Whether this would "cheapen the experience" depends on why your players are at the table. There are some types that would find rescuing PCs to be an issue. But, for many others, it isn't an issue. You should ask your players what they really want. For example, for some, the resuting narrative is what is important. The narrative sucks if it becomes, "I played the characer for a few sessions, but then just died in a combat we didn't really care about." The charcter sheet gets crumpled up and tossed in the recycling bin, to be forgotten in a couple weeks. It becomes cool if the narrative is, "I fell in combat, and then this awesome thing happpened and I was rescued form the edge of death!"

After all, why roll in combat when you know the DM won't really let you perish, perhaps because you wrote an awesome backstory that fits with the campaign?

Exactly because of that backstory, in fact.
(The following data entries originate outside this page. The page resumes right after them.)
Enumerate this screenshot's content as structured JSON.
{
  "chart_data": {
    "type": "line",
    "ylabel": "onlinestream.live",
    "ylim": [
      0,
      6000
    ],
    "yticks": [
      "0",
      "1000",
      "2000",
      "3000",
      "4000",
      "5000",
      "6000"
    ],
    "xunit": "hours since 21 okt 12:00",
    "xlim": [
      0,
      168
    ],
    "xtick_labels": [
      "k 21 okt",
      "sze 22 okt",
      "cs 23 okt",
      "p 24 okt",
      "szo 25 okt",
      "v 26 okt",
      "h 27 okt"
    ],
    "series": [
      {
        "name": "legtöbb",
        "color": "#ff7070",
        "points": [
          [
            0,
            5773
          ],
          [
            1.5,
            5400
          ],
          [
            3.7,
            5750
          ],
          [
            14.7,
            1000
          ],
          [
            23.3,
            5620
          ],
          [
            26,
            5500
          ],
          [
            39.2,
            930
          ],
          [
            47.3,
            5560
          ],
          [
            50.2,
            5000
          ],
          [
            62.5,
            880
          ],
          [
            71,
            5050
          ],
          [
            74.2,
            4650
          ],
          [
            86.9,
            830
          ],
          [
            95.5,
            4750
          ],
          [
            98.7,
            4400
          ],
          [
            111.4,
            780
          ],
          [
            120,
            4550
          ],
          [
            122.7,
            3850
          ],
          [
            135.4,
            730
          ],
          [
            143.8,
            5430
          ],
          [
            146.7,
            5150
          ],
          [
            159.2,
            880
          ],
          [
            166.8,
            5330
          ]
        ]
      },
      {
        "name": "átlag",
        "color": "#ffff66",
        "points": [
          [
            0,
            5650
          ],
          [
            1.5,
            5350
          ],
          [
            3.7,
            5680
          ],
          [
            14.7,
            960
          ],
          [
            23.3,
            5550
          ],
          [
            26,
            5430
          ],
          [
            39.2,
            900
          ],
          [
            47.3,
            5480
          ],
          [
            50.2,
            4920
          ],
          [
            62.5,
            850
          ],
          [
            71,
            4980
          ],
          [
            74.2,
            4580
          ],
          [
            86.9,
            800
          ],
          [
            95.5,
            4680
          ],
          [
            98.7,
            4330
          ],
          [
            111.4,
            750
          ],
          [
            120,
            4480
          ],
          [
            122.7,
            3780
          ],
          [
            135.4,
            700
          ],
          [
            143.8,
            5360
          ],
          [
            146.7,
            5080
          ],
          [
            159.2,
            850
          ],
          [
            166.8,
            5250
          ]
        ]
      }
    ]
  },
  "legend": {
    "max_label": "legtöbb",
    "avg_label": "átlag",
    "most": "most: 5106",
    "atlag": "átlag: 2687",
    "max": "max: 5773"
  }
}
Look at your life for a moment. There are things in it you care about, yah? Friends? Family you care about? Pets. A home you are attached to? A job that keeps you going? Aspirations for things you want to do in the future? Is your life really the only thing you have to lose? No? Then why should it be the only thing a character has at stake?
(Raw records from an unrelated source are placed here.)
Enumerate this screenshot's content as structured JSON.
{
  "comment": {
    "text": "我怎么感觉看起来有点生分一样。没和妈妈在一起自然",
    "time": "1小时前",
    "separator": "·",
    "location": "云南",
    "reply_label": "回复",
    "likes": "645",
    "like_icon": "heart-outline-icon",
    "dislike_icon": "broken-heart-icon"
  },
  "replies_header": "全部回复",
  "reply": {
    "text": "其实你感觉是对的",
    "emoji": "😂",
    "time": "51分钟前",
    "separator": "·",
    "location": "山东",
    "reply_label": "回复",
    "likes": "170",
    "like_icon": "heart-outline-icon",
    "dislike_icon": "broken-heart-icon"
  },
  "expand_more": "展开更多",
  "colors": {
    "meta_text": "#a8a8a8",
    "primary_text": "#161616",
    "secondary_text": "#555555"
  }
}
When you have that backstory, you have a key into things the character cares about other than just their own life.

Should I intervene, again, though, with another convenient story plot device given I just did so? I've got ideas, but it feels contrived to do this twice in a row and so quickly.

So, consider - soap operas are perhaps the most successful genre of television ever created. They are entirely contrived, but to many, they are compelling and satisfying.
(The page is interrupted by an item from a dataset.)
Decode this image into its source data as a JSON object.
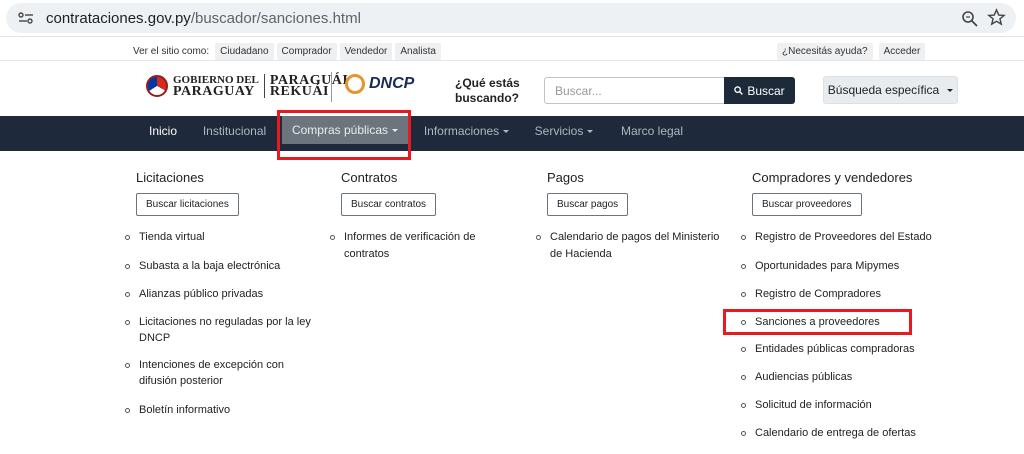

What's more interesting: 1) You're dead. Make a new character, or 2) You fell in combat, and the xvarts carried you off to be offered as the first meal to their new sacred centipede, soon to hatch from the one last egg the PCs missed. It will be a slow process of the centipede eating you alive, unless either the party, or you, find a way to escape this fate....
 

Umbran

Mod Squad
Staff member
Supporter
Otherwise I would say no - because otherwise character death is never a thing unless you are playing favourites.

So, I just absorbed the rules for a new game. And, in this game, it is explicitly stated that the GM cannot kill characters. Characters can get beaten down until they are forced out of a scene, but whether that kills the character is entirely a player's choice.

Character death is only a valuable thing to some players. Make sure that it is for your players before you choose what to do about death.
 


billd91

Not your screen monkey (he/him)
After all, why roll in combat when you know the DM won't really let you perish, perhaps because you wrote an awesome backstory that fits with the campaign?
Having some element of plot immunity doesn't mean that you shouldn't be rolling in combat. That's not a necessary conclusion.
All you have to do is choose to KO them in melee combat rather than kill them and you don't even need to fudge that. Then you have other story options that come up that can still involve their awesome backstory that fits with the campaign other than creating a new character (with, perhaps, a less awesome backstory).
Keep in mind, you chose to have the xvarts fight to outright kill. You can choose to change that.
 

turnip_farmer

Adventurer
So, I have always argued, 'Nope, let the side fall where they may. Character's dead.' However, for the first time recently I 'cheated' and didn't kill someone. I didn't hide the absurdly high damage roll, but I glossed over the specific special rules which meant that, in this particular circumstance, the roll should have meant insta-kill, no death saves, done.

It felt wrong at that moment to just kill the character out of the blue with a ridiculous roll. I'm still not sure how I feel about it.